Hacker News new | ask | show | jobs
by fotcorn 940 days ago
A charitable interpretation might be that search requires a fair amount of compute, and is therefore a big denial of service vector.

I am not sure how much behavioral data GitHub can gather from logged in user, and how useful that is compared to the code that is there anyway. Maybe to figure out which parts of code are important? But that isn't really user-specific.

3 comments

Yes, it's a real problem for anyone offering any sort of search capabilities. Like, about 0.5% of the traffic to my search engine is human. I'm not aware of any search engine that doesn't have similar stats.
Off topic: how do you determine what percentage of search is coming from humans?
Well about 99% of the search requests I got back when I was using cloudflare couldn't get past their bot-mitigation, and of what made it through, at least half looked very automated.
I'm a human and I can't get past cloudflare "bot mitigation" with my browser. Bot mitigation actually just means your browser executing the latest bleeding edge javascript functions to make sure your behavior is monetizable.
No that's not actually true at all. The website always worked with text-only browsers, cloudflare or not. Thoroughly tested with the likes of w3m and dillo.

Virtually all of the traffic that was intercepted claimed to be modern Chrome or Safari or similar, which should be capable of "executing the latest bleeding edge javascript functions".

The primary reason why anyone gets shit from bot mitigation is IP reputation, this is far more important (and effective) than looking at browser characteristics.
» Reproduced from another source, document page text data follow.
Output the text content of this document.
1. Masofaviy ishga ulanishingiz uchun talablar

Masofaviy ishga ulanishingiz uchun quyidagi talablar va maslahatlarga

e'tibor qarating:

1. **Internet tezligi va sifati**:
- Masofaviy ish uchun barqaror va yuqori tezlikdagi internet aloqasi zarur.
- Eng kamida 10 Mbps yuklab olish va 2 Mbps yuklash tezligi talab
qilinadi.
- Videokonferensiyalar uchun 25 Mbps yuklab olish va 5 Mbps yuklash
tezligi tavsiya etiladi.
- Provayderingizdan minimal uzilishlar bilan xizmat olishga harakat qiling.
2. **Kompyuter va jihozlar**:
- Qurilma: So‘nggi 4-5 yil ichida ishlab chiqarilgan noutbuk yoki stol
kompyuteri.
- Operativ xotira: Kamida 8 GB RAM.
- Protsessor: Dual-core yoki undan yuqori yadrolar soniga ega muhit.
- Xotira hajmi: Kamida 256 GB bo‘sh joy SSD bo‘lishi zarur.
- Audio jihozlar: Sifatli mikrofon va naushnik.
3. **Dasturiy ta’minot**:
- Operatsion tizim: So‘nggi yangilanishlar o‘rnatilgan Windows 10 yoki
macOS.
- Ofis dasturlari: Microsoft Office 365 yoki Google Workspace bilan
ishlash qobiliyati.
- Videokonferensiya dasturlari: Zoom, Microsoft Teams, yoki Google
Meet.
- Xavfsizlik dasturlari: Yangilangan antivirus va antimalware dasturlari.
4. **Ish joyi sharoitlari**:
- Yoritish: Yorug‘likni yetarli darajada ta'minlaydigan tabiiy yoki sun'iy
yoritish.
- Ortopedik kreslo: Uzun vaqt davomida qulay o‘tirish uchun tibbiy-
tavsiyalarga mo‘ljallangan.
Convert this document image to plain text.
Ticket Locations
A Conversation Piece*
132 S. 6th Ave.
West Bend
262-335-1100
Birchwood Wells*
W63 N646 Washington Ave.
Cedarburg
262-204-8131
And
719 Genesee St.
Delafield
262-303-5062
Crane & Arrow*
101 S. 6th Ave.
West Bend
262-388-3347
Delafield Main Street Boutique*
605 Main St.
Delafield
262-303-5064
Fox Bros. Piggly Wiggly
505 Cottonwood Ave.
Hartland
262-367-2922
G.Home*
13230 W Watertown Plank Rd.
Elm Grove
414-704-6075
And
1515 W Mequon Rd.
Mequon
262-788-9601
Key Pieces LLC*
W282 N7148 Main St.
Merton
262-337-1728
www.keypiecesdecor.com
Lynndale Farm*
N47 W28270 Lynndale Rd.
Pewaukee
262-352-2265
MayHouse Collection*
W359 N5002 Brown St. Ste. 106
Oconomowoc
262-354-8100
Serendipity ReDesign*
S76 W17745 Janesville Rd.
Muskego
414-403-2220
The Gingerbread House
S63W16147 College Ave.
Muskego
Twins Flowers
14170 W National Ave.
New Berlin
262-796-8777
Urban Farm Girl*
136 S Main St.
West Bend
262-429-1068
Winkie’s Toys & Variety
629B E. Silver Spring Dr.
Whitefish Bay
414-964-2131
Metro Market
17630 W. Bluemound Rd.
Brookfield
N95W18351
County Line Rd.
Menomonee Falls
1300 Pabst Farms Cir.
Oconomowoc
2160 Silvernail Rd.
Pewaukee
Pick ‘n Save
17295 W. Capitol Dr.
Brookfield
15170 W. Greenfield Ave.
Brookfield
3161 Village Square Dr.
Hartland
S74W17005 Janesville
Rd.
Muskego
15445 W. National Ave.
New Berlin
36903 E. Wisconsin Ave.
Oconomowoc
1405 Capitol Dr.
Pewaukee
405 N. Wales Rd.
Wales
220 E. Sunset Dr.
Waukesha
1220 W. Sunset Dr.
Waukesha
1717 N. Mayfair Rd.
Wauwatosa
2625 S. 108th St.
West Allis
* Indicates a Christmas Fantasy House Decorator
Github could require captcha for non-logged in users, I suppose.
I'm a human, yet I am unable to get past Steam's captcha. It is not the only site that I cannot prove to not be a robot. I'm guessing the number of collateral damage is worth it to them. I'm not a big gamer, and wouldn't be a big source of revenue for them anyway.
Steam has a captcha ?
No Dylan604 is a suspected Cylon /s.

Many companies will black-hole you and force infinite captias despite solving them correctly to waste resources.

This (behavioural data) is precisely Microsoft's playbook - no charitable interpretations ought apply. As far as I am concerned, no Open Source project has any justification for still being on the platform as of the day of the MS buyout. It's not as though there aren't good alternatives just a git clone away.
> This (behavioural data) is precisely Microsoft's playbook

What behavioral data can you glean from a code search like Github's? The context is very different than, for example, Google's, so is there really much useful data you can get here?

From a code search in the wild, with no context? Not a lot. From a code search from a person who's logged in, identified? Well, probably still not a lot, but it's another factoid about that person to hang onto the knowledge graph.
Another factor: anonymous faceted regex search across a huge volume of code allows bad actors to find hardcoded credentials and gain access to additional systems, without a good audit trail.

But yes, there are multiple good explanations for why they would lock down the API.